I'm in a lighthearted mood. It has been garnished by being involved in two very different clan rallies we should all organize more often than we do.
The Dutch one I told ye about already in wife Annet’s Gelderland district beside the German border was hugely enjoyable. The MacConnell rally of my direct clan in Edinburgh was so rousingly Irish and musical and soul-warming that ye will have to wait until next week for my report from Edinburgh. Until my old mind and body recover fully!
Did ye know that smiling 24 hours a day, singing and relishing time with siblings seldom met up with nowadays is so joyous and supercharged that the sensation is almost beyond words? An article on IrishCentral recently made the point that clan rallies are truly special events for all of us. I echo that point strongly with all the energy I’ve retained after an exhaustingly unique autumn.
More on that later from Bonnie Scotland. That’s a promise.
Meanwhile, for the craic of it, a yarn about the mysteries of life I hope ye will enjoy as much as I did. I don’t clearly recall which of my brothers Cathal (who lives in Edinburgh) or Mickie, who resides in Kerry, reminded me of it because, as ye regulars know well, I live in Killaloe in Clare on the shores of one of the nation’s two famous Lough Dergs but anyway, totally true, one of them jogged my memory about a young Irish American, born in Chicago, who arrived in Ireland 30 years ago and more.
He had been commanded by his Monaghan-born mother before he left Chicago not to return without visiting Lough Derg. He promised her he would indeed, especially since she was largely funding his Irish trip I suppose, and dammit, if he did not take himself off to the Donegal Lough Derg associated with fasting, barefoot prayer, and Catholic penitence rather than to the Lough Derg beside my Clare doorstep which is famous for boating and merrymaking in the linked heritage towns of Killaloe and Ballina on the other end of the bridge across the Shannon into Tipperary.
The young Chicago lad cursed and swore when he discovered his error in Donegal’s Pettigo but, because he had made his promise to his mother, he took off his shoes and, quite incredibly under the circumstances, subjected himself to the three extremely tough days of the penitential Catholic capital of that era.

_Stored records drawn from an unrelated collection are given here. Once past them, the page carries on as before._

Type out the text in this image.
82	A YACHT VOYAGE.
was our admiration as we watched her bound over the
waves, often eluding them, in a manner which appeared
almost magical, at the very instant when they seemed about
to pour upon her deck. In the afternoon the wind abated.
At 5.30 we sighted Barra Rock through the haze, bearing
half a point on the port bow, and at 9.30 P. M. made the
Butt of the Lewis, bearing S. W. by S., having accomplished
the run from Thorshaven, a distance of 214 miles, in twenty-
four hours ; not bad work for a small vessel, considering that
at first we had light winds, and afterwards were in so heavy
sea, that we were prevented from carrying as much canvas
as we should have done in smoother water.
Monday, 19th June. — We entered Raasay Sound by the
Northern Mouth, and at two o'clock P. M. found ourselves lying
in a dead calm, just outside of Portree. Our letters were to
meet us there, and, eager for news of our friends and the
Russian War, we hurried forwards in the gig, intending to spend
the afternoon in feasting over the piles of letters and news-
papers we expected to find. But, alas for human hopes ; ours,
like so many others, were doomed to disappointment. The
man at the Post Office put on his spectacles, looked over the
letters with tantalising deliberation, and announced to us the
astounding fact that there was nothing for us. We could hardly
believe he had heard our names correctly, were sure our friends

Black tea instead of pints of Guinness! Barefoot over sharp stones around the onetime cells of the ancient monks. And no sleep at all, nothing but endless prayers and pain on that first night.
I was sent there myself as a youth by my mother and I can vouch for the fact that this was penance indeed.
But life is a lottery beyond easy understanding. On his second day of suffering did he not first meet with the lovely young Sligo girl. They fell in love at first sight.
They were married in Chicago the following fall and, always happy and fulfilled together, they recently celebrated their diamond wedding anniversary in the company of two sons and two daughters and toddling grandchildren! That, according to the story from one of my brothers in Edinburgh (who knows the couple well) was a clan rally organized by the gods above.
I think now it was Cathal who told me the yarn, and it was he who met them a decade and more ago on one of his musical tours across the U.S. with his celebrated Irish music companions The Boys of the Lough. Incidentally, he is still playing and singing away as well as ever, even at three or four o’clock on a misty Edinburgh morning at our rally.
Soaring far away from that occasion, again in a lighthearted mood, I hope ye are all aware by now that we Irish will soon have our own green moon away out on the far edge of space. I’m sober this minute, but ye can check the accuracy of that statement yourselves here and now.
As I understand it, American astrologers have discovered that the planet Saturn -- of which I know little -- is surrounded by no less than 20 previously unknown moons. They have decided that at least one of these currently nameless moons will shortly be baptized with a Celtic name through global competition on the internet.
At last, accordingly, as our current planet Earth begins to enter a smoggy and toxic era, with its climactic future under threat, maybe our escape route will lead us to a pristine planet named, perhaps, Cathleen or Roisin or Deirdre, the latter Christian name being that of the Monaghan mother whose command created the special clan rally we were talking about above.
If I survive the current clan pressures and gatherings, and if it becomes feasible and necessary, I’m inclined towards booking a seat or two on the first rocket to the Green Moon and, because the gods are good, maybe I will live long enough in this dimension of our realities to become the grizzled elder at a MacConnell clan rally away up there.